こんなんだったっけ日記

さよなら はてなダイアリー

津村記久子『君は永遠にそいつらより若い』(2005)

 いいタイトルである。デビュー作。面白かったが、僕が楽しんでいたのはホリガイを中心とする脱力系の、というのはあんまり好きな言い方では無いが、ともかく力を抜いて読める状況や会話なんであって(八木君の尻を讃える歌とか)、終盤になっていきなりシリアスになって、そのまま終結するのは、勝手な意見ではあるが「それが欲しかったんじゃないんだけど」という気持ちが正直なところ。
 作中、ホリガイとオカノと河北が、エルヴィスが晩年ドーナッツを喰いまくったということが常識的に了解された上での会話するシーンがある(文庫で55ページ)。あと、アブドーラ・ザ・ブッチャーがいつでも流血させられるように常に「生」の状態の傷を持っていたという逸話が書いてある。「教養」ってこういうモンじゃないかと思う。エルヴィスのことを前提にドーナツの話が出来るのは羨ましい。

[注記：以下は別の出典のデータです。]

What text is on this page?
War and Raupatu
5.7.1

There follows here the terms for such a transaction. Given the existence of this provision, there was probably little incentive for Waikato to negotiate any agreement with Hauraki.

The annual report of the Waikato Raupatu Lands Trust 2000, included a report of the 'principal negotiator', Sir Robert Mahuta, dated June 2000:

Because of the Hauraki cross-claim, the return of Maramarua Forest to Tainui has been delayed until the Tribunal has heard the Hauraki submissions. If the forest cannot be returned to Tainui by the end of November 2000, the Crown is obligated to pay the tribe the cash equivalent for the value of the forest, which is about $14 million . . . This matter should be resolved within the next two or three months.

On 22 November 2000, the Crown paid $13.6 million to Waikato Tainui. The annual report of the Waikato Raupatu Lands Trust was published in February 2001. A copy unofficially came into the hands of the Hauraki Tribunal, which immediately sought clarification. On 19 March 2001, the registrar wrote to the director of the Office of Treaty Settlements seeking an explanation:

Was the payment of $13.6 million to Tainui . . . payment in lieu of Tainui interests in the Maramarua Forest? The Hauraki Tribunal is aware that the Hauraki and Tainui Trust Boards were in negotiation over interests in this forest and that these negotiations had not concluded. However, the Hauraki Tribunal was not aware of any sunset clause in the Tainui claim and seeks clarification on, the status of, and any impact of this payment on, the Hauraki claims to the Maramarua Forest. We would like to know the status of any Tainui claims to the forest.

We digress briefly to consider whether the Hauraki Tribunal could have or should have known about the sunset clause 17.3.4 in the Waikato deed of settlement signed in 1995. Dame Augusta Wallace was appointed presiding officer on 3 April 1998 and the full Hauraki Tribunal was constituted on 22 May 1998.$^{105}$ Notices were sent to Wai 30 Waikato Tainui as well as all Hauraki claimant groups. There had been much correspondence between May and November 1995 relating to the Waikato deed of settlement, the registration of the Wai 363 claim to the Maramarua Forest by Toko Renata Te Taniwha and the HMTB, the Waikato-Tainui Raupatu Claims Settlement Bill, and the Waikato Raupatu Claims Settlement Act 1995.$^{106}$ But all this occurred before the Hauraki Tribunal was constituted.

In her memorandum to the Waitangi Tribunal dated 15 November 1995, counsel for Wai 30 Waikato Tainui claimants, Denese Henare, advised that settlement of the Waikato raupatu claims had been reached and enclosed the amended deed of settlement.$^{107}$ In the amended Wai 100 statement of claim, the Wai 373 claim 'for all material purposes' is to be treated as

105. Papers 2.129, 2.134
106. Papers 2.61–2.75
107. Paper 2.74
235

 原題は『マンイーター』というそうである。よく判らない言葉だ。ホール&オーツと関係あるのだろうか。大西君は出て来ないみたいだが(これもまた教養)。
 2009年刊のちくま文庫で読みました。前々から読みたかった『ポトスライムの舟』を八月に読んで以来の津村ブームで、単行本になっているもので残してあるのはもう『アレグリアとは仕事はできない』だけと思う。どないしよか。